Scott G Winterton, Deseret News
SALT LAKE CITY — When the Utah Legislature convenes next month, one publicly funded agency will have as many as eight lobbyists bending lawmakers' ears on Capitol Hill.
The Utah Transit Authority spends more on in-state lobbying than any local government entity. From 2008 through September 2012, UTA contracts with state lobbyists totaled nearly $1.3 million, according to figures provided by the agency. On average, it pays out about $260,000 a year.
A Deseret News and KSL-TV analysis of public agency and local city spending on state lobbyists shows UTA at or near the top of the list not only locally but nationally as well.
In comparison to transit agencies in a dozen large cities across the country, only Houston outspends UTA on in-state lobbying. Some major cities including Boston, Seattle and Minneapolis don't contract with state lobbyists at all.
UTA also ranks among the biggest spenders on transportation-related lobbying in Washington, information detailed previously as part of the Deseret News/KSL report. In total, UTA has paid $3.5 million to lobbyists at the federal and state level the past five years.
Transit authority officials defend the big spending, saying every dollar spent has brought more than $500 to the agency. In the past five years it has hauled in more than $1 billion in federal funds for operating costs and system expansion, more dollars per capita than any metropolitan transit agency in the country.

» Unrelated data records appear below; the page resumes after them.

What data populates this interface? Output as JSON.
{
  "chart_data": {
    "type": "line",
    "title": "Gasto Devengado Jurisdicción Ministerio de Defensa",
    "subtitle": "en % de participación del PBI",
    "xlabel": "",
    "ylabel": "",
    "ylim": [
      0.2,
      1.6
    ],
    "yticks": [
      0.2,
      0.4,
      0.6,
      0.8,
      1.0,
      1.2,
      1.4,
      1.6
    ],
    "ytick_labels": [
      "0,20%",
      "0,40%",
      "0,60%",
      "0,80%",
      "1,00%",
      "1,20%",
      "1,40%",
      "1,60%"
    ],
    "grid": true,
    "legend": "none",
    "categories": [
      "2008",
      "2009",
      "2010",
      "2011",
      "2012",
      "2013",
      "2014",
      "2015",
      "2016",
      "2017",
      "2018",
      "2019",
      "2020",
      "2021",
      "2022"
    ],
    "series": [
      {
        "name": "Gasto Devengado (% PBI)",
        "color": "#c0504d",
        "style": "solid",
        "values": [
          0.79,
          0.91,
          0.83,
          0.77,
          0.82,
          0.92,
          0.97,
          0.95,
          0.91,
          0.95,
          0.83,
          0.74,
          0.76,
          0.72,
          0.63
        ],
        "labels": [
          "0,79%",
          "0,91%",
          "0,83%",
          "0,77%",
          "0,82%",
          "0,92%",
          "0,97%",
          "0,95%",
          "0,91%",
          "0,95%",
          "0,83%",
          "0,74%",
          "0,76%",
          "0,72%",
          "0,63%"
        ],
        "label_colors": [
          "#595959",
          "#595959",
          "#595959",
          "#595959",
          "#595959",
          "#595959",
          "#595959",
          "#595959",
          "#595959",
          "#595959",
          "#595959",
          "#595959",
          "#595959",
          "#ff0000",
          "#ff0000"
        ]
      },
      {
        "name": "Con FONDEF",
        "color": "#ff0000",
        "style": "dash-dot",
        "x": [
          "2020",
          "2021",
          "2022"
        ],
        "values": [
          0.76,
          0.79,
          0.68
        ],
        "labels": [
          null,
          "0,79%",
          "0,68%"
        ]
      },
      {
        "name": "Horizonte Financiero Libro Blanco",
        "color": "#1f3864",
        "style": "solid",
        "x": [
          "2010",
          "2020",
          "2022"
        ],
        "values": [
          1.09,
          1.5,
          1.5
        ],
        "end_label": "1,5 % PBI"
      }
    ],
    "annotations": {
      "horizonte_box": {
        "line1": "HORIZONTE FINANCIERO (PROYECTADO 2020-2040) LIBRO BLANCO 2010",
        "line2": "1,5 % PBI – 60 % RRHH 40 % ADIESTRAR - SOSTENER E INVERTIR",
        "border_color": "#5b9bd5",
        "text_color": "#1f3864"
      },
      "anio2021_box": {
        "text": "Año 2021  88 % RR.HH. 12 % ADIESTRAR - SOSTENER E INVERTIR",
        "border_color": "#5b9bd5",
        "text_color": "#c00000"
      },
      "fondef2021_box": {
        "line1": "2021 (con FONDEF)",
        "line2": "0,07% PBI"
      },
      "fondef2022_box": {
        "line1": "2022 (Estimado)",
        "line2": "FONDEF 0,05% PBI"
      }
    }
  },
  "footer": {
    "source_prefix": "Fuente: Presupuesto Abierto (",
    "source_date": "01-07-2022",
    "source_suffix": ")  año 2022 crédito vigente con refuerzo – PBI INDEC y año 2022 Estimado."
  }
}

UTA general manager Mike Allegra called it a "choreographed" effort that requires establishing many relationships.
"I think we've had some of the best success in the country in terms of soliciting dollars as well as providing policy direction both at the federal and a little bit more at the state level now," he said while riding FrontRunner on a test run to Provo. "With the transition from federal policies to state policies, we have put a little more emphasis on state."
Only Sandy comes close to UTA in terms of number of lobbyists and dollars spent. The city currently contracts with six local firms or individuals and has paid them $1.2 million the past five years. It spent another $900,000 to lobby in the nation's capital.
Allegra said UTA is larger than any city in Utah in terms of its annual budget and "scope of what we provide."
UTA is in the midst of its $2.3 billion expansion project, adding 70 miles of rail service, including the FrontRunner South commuter train to Provo that opened Monday. TRAX extensions to Salt Lake City International Airport and to Draper are scheduled to open next year. Local dollars fund about 80 percent of that project, while the remainder is federal money.
One state Senate leader, however, questions the need for publicly funded entities to send contract lobbyists to the Legislature at all, and has proposed laws over the years to ban it, but without success.
"I don’t think we should allow lobbying from agencies that have public money," said Senate Majority Leader Scott Jenkins, R-Plain City. "I just don't think it should be allowed, especially for those people who are up here and we deal with them on a regular basis. They can knock on my door and walk in any time, so why do you need a lobbyist?"
What UTA gets from lobbying on the state and local levels is less visible than on the federal level.
Bruce Jones, UTA general counsel, said it's about listening to and educating local and state elected officials in the 80 cities and six counties in the transit district, not proposing or selling legislation. Transit issues, he said, are complex because they involve planning for roads, utilities and land use.
"I would say 80 percent of our agenda is to respond to inquiries, not to lobby for specific causes," he said.